Nicht Hände verwöhnen, sondern die Rollen und Luftkammern des japanischen Herstellers Panasonic. »Automatisierung ist der Trend der Zeit«, erklärt Wolfgang Menke, medizintechnischer Berater im HNF. Die Sessel werden »von Masseuren nicht gern gesehen«, gibt Heinz von der Stein zu. Einige Menschen sähen das Gerät als Alternative zur Behandlung mit Händen an, bedauert der Landesvorsitzende des Verbandes Physikalische Therapie (VPT) in Bergkamen. Dabei könnten die Sessel den Masseur, Krankengymnasten oder medizinischen Bademeister nicht ersetzen.
Von der Stein betont: Der Masseur streiche über den Rücken, um Oberflächenspannungen, Hautbeschaffenheit und Temperaturunterschiede zu ertasten. Zeige sich, dass die Nierengegend weniger durchblutet ist, könne dies auf eine Erkrankung hindeuten.
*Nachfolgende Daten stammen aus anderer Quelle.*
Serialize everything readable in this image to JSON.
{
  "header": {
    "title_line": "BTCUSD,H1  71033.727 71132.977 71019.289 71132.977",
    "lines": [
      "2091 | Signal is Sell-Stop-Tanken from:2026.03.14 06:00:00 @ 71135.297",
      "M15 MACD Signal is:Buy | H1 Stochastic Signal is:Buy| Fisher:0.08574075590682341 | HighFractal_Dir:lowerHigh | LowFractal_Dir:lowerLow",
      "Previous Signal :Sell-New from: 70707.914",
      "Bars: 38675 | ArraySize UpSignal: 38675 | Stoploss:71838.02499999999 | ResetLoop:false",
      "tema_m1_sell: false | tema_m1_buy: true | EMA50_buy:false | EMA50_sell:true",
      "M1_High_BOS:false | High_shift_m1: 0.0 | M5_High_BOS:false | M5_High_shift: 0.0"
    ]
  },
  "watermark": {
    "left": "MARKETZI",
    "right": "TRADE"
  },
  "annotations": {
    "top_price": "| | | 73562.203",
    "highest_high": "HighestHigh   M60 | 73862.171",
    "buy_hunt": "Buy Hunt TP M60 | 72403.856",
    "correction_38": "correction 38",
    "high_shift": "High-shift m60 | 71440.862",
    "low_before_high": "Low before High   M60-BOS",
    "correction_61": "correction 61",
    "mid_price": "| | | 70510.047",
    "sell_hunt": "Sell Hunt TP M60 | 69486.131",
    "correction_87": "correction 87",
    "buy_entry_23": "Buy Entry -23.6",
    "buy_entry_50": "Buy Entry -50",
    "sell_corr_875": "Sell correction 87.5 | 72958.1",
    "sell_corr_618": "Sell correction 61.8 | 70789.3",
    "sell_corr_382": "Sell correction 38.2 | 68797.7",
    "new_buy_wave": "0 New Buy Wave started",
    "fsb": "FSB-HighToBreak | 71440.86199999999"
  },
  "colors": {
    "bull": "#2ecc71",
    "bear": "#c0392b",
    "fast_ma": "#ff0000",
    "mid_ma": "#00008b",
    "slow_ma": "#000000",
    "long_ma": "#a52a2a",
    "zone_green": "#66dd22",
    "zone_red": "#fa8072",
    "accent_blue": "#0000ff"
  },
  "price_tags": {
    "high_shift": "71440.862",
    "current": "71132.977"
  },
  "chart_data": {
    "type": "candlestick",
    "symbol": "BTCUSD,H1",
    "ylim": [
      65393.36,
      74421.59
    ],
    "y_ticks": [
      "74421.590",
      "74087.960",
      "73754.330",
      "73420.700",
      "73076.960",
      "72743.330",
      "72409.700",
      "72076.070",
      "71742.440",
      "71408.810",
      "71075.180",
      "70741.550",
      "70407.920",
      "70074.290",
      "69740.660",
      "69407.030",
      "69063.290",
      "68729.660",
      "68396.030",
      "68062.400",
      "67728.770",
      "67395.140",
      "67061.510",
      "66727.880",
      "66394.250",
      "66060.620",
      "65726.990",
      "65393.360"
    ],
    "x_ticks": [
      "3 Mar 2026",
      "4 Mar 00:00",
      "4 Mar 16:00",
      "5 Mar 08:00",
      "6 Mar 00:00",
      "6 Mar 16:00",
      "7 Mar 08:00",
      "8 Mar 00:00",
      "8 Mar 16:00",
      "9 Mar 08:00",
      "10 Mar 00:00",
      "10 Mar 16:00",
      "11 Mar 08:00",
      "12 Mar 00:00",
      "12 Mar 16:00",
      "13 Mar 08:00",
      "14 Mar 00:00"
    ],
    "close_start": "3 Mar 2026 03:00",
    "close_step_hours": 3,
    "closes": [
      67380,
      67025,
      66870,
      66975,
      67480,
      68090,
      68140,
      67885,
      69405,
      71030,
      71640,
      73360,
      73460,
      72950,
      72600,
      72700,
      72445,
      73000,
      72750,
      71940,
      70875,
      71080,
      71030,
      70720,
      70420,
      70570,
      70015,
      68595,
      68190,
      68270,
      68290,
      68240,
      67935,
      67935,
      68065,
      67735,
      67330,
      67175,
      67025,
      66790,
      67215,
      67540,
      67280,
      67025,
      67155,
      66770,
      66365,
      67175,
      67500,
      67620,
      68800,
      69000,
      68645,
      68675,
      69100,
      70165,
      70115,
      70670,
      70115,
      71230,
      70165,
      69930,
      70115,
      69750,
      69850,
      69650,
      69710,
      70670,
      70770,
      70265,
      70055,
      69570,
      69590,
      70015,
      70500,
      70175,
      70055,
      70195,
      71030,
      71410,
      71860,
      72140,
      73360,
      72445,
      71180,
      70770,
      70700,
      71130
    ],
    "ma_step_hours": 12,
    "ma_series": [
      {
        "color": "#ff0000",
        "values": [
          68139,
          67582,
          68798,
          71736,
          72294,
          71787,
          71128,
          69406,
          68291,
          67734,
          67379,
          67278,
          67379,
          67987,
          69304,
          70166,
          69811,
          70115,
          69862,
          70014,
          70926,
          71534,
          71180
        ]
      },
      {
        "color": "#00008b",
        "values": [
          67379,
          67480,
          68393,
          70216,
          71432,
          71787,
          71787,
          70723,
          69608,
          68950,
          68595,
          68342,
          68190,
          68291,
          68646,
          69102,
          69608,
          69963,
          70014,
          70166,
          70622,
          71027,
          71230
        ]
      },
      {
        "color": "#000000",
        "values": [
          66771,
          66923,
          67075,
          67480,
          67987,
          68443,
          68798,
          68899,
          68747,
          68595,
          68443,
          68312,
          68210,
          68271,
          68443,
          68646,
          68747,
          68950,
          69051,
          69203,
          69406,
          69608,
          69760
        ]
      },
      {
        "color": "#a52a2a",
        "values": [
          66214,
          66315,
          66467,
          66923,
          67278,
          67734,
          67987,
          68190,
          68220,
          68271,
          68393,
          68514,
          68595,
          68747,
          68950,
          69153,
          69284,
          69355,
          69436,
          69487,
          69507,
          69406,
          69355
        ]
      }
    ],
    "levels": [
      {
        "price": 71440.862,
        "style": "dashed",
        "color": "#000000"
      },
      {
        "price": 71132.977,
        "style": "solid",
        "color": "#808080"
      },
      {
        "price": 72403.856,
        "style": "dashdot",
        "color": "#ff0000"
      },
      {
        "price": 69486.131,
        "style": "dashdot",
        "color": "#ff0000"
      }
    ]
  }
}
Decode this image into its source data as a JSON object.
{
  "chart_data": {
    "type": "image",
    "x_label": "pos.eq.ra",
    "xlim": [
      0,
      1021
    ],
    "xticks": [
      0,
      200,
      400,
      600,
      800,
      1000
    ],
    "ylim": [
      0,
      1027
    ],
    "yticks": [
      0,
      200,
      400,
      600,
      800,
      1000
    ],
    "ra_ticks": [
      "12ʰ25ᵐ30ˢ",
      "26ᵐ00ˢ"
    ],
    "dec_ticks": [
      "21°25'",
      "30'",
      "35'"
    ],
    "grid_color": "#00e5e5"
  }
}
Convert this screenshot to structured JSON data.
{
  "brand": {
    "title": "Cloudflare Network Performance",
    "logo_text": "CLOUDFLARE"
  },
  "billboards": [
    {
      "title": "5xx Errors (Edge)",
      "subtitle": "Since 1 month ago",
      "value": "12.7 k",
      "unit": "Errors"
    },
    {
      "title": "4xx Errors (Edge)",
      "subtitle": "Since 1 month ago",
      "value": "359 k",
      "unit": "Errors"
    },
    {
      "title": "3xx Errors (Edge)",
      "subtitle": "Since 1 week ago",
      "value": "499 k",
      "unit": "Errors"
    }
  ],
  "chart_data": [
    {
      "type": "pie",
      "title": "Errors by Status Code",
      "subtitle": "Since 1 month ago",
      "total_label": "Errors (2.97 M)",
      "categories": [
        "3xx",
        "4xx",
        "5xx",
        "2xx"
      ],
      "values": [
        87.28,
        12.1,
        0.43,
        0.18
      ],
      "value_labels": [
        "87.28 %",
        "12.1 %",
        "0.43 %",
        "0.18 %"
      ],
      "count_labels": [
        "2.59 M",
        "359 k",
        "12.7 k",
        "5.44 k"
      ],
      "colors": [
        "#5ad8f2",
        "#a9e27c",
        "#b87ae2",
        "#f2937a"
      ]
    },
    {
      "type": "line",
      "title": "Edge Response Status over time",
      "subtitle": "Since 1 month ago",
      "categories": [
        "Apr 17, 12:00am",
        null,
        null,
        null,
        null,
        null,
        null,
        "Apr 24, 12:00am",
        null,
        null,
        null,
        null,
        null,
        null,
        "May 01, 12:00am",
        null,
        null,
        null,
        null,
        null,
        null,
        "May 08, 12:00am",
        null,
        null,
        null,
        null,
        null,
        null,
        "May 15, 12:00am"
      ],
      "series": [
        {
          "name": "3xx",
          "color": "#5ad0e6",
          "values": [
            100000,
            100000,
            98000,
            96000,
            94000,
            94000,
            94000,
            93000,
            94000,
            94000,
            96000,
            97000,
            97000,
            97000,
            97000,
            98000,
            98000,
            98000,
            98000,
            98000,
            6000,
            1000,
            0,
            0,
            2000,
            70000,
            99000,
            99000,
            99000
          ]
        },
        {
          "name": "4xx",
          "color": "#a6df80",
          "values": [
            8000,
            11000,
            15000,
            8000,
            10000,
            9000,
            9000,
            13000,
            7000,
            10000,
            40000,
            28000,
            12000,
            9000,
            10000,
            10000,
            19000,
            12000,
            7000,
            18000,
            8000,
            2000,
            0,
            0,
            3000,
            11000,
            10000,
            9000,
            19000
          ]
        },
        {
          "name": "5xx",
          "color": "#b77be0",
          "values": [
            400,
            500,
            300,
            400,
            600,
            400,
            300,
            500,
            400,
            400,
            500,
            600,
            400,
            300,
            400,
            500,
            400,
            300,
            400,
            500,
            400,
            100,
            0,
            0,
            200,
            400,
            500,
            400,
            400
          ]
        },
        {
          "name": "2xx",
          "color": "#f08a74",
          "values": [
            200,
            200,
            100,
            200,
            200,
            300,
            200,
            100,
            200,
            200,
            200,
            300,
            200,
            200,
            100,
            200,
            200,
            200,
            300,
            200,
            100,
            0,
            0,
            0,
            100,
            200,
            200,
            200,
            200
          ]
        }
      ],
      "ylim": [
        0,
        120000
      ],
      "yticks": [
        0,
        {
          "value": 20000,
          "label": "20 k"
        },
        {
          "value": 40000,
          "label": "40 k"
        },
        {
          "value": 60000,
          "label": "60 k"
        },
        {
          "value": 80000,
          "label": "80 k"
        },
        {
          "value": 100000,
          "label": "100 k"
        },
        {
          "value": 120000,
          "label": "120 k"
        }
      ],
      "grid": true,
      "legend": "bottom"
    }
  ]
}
Wenn die Kunstledersessel angeblich echte Hände nicht überflüssig machen, können interaktive Trainingsfahrräder genauso wenig die Natur ersetzen. Während der Freizeitsportler im Studio oder Hobbykeller in die Pedale tritt, sieht er auf einer Leinwand Bilder von der Tour de France. Er glaubt, mitten in der Etappe zu sein. »Fitness findet immer mehr ganzheitlich statt, Körper und Sinne werden zugleich angesprochen«, berichtet Jochen Viehoff, Kurator für den Ausstellungsbereich »Wellness und Alltag«.
Audiovisuelle Reize erhöhten Motivation und Trainingserfolg. Bewegungsmuffel auf Trab bringt der Schuh von Gillian Swan, Produktdesignerin in London. Er registriert die während eines Tages von einem Jugendlichen gelaufenen Schritte und übermittelt das Ergebnis an einen Computer. Der errechnet, wie lange der Teenager Fernsehen schauen darf. »Für eine Stunde Fernsehen müssen 10 000 Schritte gelaufen werden«, weiß Viehoff.